This 05 November 2020, the Global Initiative for Economic, Social and Cultural Rights (GI-ESCR), TECHO-Chile and Fundación Vivienda launched their joint report in a seminar on housing dignity, examining the possibilities of incorporating the right to housing in the new Chilean constitution. Over 100 people, including experts and local communities’ representatives, attended the event.

On the aftermath of the referendum on the new Constitution, which Chileans massively approved, this work contributes to the debate on how to elaborate a new social pact that organizes and distributes power, and guarantees human rights for all, including the right to housing.

The analysis is based on the main urban and housing challenges identified by communities themselves, on international human rights standards and on the comparative examination of other constitutions.

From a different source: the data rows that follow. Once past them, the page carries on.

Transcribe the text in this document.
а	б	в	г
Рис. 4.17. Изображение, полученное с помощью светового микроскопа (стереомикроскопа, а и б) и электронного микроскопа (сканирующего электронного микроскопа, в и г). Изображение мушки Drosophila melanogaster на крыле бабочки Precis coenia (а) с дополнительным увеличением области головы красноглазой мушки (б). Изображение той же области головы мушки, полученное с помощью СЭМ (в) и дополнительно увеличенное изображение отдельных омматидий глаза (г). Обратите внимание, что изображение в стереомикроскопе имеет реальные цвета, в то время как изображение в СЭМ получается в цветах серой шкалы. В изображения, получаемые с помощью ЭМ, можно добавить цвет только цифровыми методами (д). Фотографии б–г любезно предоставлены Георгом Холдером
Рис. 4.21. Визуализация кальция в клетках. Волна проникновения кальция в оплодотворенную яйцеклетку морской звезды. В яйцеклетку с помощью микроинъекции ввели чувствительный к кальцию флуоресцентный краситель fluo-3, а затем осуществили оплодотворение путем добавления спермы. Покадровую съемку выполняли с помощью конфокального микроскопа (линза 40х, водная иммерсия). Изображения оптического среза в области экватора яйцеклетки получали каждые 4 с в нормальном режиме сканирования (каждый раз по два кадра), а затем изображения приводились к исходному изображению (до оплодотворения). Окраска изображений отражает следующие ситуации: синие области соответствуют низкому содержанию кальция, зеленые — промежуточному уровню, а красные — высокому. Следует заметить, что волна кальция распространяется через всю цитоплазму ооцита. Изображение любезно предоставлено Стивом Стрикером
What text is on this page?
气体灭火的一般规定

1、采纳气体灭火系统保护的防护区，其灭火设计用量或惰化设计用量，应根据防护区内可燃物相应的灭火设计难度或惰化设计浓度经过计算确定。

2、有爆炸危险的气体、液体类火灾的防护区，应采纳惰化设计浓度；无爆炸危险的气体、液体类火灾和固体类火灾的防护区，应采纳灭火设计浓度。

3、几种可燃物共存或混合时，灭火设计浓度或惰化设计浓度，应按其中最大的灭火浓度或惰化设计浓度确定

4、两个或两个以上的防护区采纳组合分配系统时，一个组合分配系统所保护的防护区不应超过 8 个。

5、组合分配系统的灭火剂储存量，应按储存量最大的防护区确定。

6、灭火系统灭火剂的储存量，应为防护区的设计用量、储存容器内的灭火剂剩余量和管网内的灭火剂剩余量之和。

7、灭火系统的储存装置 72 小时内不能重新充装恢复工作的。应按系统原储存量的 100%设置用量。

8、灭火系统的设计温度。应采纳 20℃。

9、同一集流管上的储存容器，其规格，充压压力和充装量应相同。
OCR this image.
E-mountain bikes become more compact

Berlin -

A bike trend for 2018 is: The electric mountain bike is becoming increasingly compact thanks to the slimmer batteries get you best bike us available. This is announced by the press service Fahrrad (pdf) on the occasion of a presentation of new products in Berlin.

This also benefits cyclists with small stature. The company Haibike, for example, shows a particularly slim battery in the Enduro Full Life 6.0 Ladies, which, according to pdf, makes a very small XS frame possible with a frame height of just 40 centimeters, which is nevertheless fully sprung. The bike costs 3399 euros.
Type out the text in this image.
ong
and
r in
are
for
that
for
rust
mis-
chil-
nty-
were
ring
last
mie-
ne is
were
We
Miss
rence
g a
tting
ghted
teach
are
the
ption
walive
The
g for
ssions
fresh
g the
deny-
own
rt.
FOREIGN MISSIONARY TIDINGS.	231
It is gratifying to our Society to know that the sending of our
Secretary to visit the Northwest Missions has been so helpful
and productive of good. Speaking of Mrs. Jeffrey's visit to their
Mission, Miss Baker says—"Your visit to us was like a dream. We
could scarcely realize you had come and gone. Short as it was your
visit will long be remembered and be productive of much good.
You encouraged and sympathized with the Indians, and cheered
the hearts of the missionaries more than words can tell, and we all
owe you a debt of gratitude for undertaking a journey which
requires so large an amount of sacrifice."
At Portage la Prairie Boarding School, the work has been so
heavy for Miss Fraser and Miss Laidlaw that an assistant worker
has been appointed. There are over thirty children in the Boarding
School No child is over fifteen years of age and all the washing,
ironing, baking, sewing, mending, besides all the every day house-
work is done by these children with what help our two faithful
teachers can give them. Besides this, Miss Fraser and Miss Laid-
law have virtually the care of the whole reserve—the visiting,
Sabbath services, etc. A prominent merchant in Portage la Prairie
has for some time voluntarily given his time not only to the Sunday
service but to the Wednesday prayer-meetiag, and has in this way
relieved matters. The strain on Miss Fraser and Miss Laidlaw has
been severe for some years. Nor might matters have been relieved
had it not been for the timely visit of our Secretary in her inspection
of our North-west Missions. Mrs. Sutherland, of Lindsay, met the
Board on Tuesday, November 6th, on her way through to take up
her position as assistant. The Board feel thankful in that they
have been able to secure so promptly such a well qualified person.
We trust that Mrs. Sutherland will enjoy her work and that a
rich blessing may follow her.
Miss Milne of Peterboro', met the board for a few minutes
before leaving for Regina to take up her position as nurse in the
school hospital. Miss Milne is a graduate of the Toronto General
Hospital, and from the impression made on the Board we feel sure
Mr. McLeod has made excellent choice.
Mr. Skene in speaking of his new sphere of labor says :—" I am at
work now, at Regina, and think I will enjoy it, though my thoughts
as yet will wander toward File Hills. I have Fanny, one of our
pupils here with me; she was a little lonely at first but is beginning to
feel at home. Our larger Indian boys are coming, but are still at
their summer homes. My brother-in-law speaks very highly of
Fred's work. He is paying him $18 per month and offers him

It notably analyses the following dimensions around the right to housing:

  • The main challenges that Chile faces in the field of housing

  • Housing in international law

  • The absence of the right to housing in the 1980’s Chilean Constitution.

  • The right to housing in other constitutions of the world

  • Specific proposals for the incorporation of the right to housing in the New Constitution

Magdalena Sepúlveda Carmona, Executive Director of GI-ESCR highlighted the contribution that this work aims to make in the constituent debate in Chile:

This report comes to unseat this myth that they have made us believe, that the right to housing means that the State must grant a house to whoever asks for it and that anyone could come before a judge to ask for a home. Actually, when we talk about the right to housing, we are referring rather to issues such as legal security in tenure, the availability of services, accessibility, the location, and the adequacy of housing. Very different issues we need to address. ”

Sebastián Bowen, Executive Director of TECHO-Chile and Fundación Vivienda, underlined the symbolic importance of recognizing the right to housing:

"Recognizing and guaranteeing the right to housing and the city is nothing more than recognizing the right to life, the right to live in peace, the right to live in a community."

Paulina Saball, former Minister of Housing and Urban Planning of Chile (2014-2018) explained how the current constitutional order has generated in the country an institutional framework that does not protect the right to housing:

“Housing, health and education have been three public policies that have deepened the inequalities. We have dealt with the three of them from an approach in which the State subsidizes those who have the least, focuses extraordinarily on the most disadvantaged groups, does not regulate the entire sector, and leaves the resolution of problems to the market and competition. In the case of housing, this implies a concept of individuals who seek to ensure the right to their own home, not the right to live safely ”.

Christian Curtis, lawyer and United Nations High Commissioner for Human Rights official, emphasized the need to have a broad conception of the right to housing in the constitutional debate:

“The right to adequate housing means access to services. That in turn opens the question about to what extent does one recognize that access to basic services is also a right. There is a work on this matter, expressed in some constitutions of the region, that have consecrated the right to water and sewerage as a human right ”.

Stephanie Hurtado, community leader in La Pintana, Santiago, also highlighted the importance of bringing other rights related to housing into the discussion:

"There is a hidden life that goes beyond having a house, a roof and making a family within those four walls. There is a hidden life that is important, that has to do with what I do when I arrive after work. So, does the house I live in have the spaces that allow me to take the bike and ride, or take the shoes and run, have activities with my children, have access to the culture? All these topics have to do with other rights that are very intertwined and connected with the right to have a home."

Speakers:

  • Sebastián Bowen, executive director of Techo-Chile y Fundación Vivienda

  • Magdalena Sepúlveda Carmona, GI-ESCR's Executive Director

Panelists:

  • Paulina Saball, former Chilean Ministry of Housing (2014-2018)

  • Stephanie Hurtado, social leader at Villa El Bosque, Santiago de Chile.

  • Christian Courtis, lawyer and officer in the United Nations High Commissioner for Human Rights (UN Human Rights)

Chair:

Pía Palacios, director of the Centre for Socio-Territorial Studies (CES) of Techo-Chile and Fundación Vivienda.